The Advanced network option is designed for the most sophisticated networking needs. You connect to your on-premise and cloud-based environments using a secure, private connection, and there is no limit to the number of connections you can have.
With this type of network model, an extension of your network is created and deployed in the private IP space and is fully routable within your network. This option also supports all protocols that will allow you to design a network that meets the unique needs of your organization.
This option is best if you:
- Have multiple data center connections using AWS Site-to-Site VPN or AWS Direct Connect.
- Have multi-cloud connections in your tenant using AWS Site-to-Site VPN, or have dedicated interconnectivity provided by third-party providers to AWS and other cloud environments (Azure, GCP, and Oracle Cloud).
- Use Kerberos and Radius protocols.
- Have redundant connectivity in their cloud or on-premise data centers.
- Require greater amounts of bandwidth than is typically available on a VPN network.
There are several different types of Advanced network options available:
IP requirements
Because of its fully routable nature, the IP requirements will be greater for the Advanced network model than a Simple VPN model. Each VPC deployed in PingOne Advanced Services will require a /22 network CIDR assigned to it from your RFC1918 IP space.
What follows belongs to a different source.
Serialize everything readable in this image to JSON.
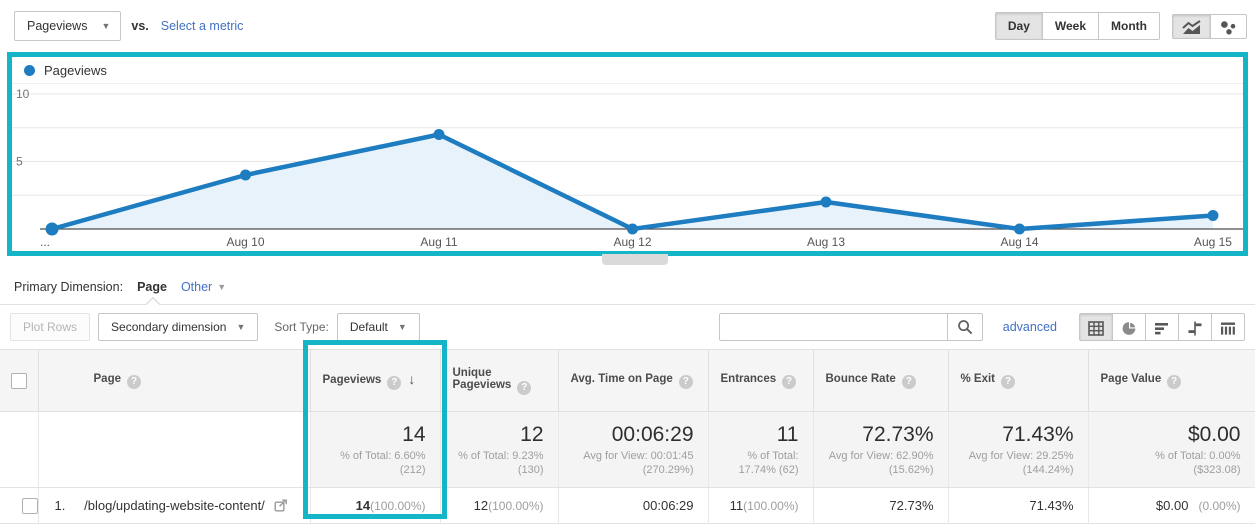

The exact number of IPs you will need will vary and depend on the types of environments you have.
Keep in mind that Ping Identity is not just deploying servers into AWS. Each VPN is a self-contained full data center with all the components that go along with it.
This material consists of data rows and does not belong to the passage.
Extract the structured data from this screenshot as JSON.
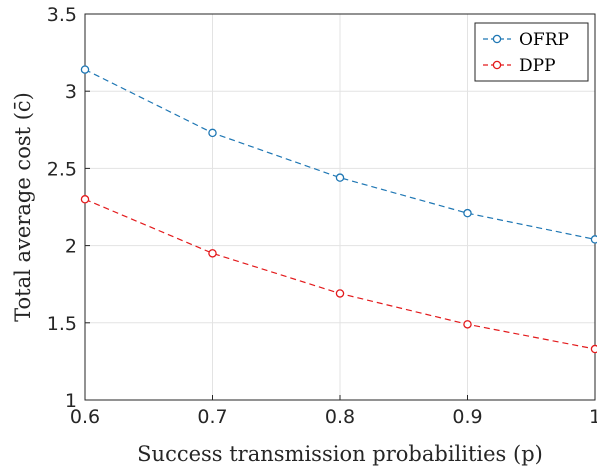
{
  "chart_data": {
    "type": "line",
    "xlabel": "Success transmission probabilities (p)",
    "ylabel": "Total average cost (c̄)",
    "x": [
      0.6,
      0.7,
      0.8,
      0.9,
      1.0
    ],
    "xlim": [
      0.6,
      1.0
    ],
    "ylim": [
      1,
      3.5
    ],
    "xticks": [
      "0.6",
      "0.7",
      "0.8",
      "0.9",
      "1"
    ],
    "yticks": [
      "1",
      "1.5",
      "2",
      "2.5",
      "3",
      "3.5"
    ],
    "grid": true,
    "legend_position": "top-right",
    "series": [
      {
        "name": "OFRP",
        "color": "#1f77b4",
        "values": [
          3.14,
          2.73,
          2.44,
          2.21,
          2.04
        ]
      },
      {
        "name": "DPP",
        "color": "#e31a1c",
        "values": [
          2.3,
          1.95,
          1.69,
          1.49,
          1.33
        ]
      }
    ]
  }
}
Environments required for all deployments:
- Primary production environment
- Primary development environment
- Primary customer hub environment
- Primary staging environment if a child region is also being deployed
Optional environments:
- Primary testing environment
- Primary staging environment for a single region
Learn more in Environments.
If you need a secondary customer hub environment, a secondary staging environment is required if a child region is also being deployed, but a secondary production environment is not. The same is true if you need a tertiary customer hub environment. A tertiary staging environment is required if a child region is also being deployed, but a tertiary production environment is not.
These environments are required because they're needed to handle increases in AWS services and the number of endpoints used, and to provide the elasticity needed to autoscale the environment to meet traffic demands. You can specify which /22 network CIDR goes to each environment, or leave it up to your implementation partners to make these decisions when they build the environments.